# Here kitty-kitty



## goooner (Jul 25, 2016)

As Old Hippy would say, along my path yesterday... This young cat just wanted to be rubbed, walked up to us and started rubbing up against me.


----------



## limr (Jul 25, 2016)

Gorgeous little sweetie! And I love the shot, too.


----------



## tirediron (Jul 25, 2016)

That should get an 'Awwwww' from Limr!


----------



## goooner (Jul 25, 2016)

limr said:


> Gorgeous little sweetie! And I love the shot, too.


Yes, was a beautiful young cat. Pity I'm not in her area more often. We were packing the car ready to leave, and I just grabbed the camera. Thought F4 might be a tad thin at this range, but it worked out ok. 



tirediron said:


> That should get an 'Awwwww' from Limr!


Close-lol


----------



## tirediron (Jul 25, 2016)

tirediron said:


> That should get an 'Awwwww' from Limr!


Well... I blew that one!


----------



## jcdeboever (Jul 25, 2016)

Great shot. Wonderful color and clarity. Those eyes are cool as heck.


----------



## goooner (Jul 25, 2016)

jcdeboever said:


> Great shot. Wonderful color and clarity.
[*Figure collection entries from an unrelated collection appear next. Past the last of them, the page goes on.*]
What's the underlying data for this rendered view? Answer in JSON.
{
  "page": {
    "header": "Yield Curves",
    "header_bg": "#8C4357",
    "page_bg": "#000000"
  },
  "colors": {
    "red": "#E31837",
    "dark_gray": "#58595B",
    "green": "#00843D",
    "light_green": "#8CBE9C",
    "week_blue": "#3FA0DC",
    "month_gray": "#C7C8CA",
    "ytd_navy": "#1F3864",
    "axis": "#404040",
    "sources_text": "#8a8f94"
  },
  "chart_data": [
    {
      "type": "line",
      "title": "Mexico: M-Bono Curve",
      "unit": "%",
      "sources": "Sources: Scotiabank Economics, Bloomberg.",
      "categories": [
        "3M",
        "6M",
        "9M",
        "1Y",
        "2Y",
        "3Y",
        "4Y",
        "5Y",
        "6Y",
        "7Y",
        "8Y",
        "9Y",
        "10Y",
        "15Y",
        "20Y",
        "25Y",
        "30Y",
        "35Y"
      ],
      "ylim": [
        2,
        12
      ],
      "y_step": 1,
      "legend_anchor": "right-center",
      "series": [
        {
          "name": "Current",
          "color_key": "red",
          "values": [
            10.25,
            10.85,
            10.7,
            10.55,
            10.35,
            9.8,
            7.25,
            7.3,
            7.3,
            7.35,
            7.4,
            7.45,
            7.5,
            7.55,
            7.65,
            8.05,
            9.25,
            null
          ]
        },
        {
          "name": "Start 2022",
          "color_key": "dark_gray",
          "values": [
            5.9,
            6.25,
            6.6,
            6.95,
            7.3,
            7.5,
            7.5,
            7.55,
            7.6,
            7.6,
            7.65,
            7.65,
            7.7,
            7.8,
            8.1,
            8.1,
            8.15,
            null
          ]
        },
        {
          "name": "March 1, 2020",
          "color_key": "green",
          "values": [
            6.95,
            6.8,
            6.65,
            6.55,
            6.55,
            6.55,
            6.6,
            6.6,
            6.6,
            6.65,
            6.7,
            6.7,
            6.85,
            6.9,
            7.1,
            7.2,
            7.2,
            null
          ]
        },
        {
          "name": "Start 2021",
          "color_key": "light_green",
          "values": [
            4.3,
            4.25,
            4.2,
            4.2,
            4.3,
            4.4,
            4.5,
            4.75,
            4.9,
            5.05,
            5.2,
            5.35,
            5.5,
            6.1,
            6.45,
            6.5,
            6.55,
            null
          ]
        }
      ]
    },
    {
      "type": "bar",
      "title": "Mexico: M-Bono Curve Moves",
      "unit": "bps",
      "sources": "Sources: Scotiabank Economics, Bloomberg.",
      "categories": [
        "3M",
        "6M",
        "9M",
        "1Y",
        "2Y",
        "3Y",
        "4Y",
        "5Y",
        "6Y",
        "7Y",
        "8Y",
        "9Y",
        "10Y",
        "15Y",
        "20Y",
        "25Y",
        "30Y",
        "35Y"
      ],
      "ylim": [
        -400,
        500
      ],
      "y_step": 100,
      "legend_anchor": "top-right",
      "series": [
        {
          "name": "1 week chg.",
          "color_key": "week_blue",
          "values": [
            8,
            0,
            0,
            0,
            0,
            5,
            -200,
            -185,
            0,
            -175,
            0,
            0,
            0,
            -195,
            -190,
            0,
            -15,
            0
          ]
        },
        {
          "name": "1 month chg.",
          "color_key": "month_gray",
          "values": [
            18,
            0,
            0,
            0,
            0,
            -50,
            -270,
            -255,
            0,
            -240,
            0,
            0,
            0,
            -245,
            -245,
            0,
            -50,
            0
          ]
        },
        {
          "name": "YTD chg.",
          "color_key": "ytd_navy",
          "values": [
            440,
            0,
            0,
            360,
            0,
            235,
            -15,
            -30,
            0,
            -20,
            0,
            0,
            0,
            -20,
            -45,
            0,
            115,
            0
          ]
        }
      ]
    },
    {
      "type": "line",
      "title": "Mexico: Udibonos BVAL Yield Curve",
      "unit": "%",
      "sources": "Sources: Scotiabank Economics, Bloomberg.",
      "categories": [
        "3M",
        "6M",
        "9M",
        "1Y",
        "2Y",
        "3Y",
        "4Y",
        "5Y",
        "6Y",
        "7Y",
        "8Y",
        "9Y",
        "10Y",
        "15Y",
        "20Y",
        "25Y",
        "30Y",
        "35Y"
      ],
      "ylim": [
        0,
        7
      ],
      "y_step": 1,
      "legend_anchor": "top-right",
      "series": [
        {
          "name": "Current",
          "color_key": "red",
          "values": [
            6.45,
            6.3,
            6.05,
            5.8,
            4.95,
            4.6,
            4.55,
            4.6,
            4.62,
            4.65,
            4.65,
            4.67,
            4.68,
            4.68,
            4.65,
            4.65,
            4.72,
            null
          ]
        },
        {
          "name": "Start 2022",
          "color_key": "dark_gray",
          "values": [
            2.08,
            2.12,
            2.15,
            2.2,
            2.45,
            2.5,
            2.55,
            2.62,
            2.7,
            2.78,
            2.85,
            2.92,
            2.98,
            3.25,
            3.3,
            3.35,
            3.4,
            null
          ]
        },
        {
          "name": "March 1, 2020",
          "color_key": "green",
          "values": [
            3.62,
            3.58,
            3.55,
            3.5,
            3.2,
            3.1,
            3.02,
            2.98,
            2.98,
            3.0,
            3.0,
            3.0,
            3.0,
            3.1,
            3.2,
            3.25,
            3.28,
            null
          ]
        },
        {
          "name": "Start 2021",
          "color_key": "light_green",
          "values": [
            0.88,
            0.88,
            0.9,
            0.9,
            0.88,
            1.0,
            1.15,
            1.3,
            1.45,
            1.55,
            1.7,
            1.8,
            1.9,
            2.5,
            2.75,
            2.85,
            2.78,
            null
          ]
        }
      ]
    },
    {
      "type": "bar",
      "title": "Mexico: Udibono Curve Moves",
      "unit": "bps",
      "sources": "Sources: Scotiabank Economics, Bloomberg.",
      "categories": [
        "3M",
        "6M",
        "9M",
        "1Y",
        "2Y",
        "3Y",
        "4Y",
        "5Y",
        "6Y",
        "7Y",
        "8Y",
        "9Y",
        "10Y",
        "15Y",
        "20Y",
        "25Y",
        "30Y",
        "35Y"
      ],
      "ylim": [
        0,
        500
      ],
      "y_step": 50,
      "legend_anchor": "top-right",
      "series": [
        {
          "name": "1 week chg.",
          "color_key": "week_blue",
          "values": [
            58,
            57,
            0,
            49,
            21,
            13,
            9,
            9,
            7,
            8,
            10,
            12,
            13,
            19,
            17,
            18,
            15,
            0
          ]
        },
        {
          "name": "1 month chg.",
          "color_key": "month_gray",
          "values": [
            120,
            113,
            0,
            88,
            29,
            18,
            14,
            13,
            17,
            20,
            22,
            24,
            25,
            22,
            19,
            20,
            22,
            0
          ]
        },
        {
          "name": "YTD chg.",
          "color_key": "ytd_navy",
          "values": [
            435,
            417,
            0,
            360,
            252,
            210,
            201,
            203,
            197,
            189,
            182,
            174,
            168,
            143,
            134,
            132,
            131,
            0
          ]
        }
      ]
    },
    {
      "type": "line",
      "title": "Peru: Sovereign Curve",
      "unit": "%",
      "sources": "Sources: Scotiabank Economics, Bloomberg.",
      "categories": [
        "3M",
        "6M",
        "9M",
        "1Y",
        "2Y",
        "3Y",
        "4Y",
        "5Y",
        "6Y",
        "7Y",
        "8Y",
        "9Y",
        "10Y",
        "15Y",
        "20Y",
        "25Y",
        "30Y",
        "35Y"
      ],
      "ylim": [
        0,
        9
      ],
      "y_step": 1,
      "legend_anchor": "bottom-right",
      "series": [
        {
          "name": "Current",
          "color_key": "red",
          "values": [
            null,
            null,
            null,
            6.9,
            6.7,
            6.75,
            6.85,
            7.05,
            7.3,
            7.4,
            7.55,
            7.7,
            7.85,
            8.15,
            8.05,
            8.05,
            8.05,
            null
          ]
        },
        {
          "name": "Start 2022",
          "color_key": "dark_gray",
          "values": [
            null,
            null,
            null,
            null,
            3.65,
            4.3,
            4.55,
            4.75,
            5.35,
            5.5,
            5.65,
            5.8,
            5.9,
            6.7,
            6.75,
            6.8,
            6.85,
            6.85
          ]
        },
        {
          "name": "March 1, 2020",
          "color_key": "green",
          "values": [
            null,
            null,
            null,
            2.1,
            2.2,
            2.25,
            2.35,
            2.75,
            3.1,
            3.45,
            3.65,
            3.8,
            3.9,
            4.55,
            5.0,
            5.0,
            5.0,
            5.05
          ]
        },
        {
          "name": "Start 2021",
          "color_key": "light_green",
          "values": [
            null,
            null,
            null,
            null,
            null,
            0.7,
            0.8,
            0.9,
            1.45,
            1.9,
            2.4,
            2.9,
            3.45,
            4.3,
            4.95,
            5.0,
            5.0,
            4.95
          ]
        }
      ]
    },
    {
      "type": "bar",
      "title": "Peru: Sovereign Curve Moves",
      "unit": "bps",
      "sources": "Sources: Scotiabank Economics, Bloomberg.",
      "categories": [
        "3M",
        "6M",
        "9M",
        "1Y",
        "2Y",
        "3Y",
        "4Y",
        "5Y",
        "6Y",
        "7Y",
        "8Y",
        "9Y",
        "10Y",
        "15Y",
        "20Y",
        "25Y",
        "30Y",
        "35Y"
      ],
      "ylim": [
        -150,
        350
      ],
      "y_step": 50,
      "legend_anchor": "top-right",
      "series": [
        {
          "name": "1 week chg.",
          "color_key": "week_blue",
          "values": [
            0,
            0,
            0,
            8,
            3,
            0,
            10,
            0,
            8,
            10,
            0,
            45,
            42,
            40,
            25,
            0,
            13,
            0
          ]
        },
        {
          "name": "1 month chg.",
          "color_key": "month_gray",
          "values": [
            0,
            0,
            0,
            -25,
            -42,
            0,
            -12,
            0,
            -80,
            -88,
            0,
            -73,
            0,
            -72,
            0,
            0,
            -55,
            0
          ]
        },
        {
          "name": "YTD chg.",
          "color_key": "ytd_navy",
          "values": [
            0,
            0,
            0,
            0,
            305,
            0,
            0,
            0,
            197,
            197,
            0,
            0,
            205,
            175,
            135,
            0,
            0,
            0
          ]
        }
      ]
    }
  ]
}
Those eyes are cool as heck.


Thank you, sir.


----------



## annamaria (Jul 27, 2016)

Like the shot cute kitty. 


Sent from my iPad using Tapatalk


----------



## goooner (Jul 27, 2016)

annamaria said:


> Like the shot cute kitty.
> 
> 
> Sent from my iPad using Tapatalk


Thank you.


----------



## ZombiesniperJr (Jul 27, 2016)

Nice shot


----------



## goooner (Jul 28, 2016)

Thank you


----------



## FITBMX (Jul 30, 2016)

Now that's a cutey!


----------



## goooner (Jul 31, 2016)

FITBMX said:


> Now that's a cutey!


Definitely is.


----------



## Woodsman (Aug 6, 2016)

That a cutie


----------



## goooner (Aug 7, 2016)

Thanks


----------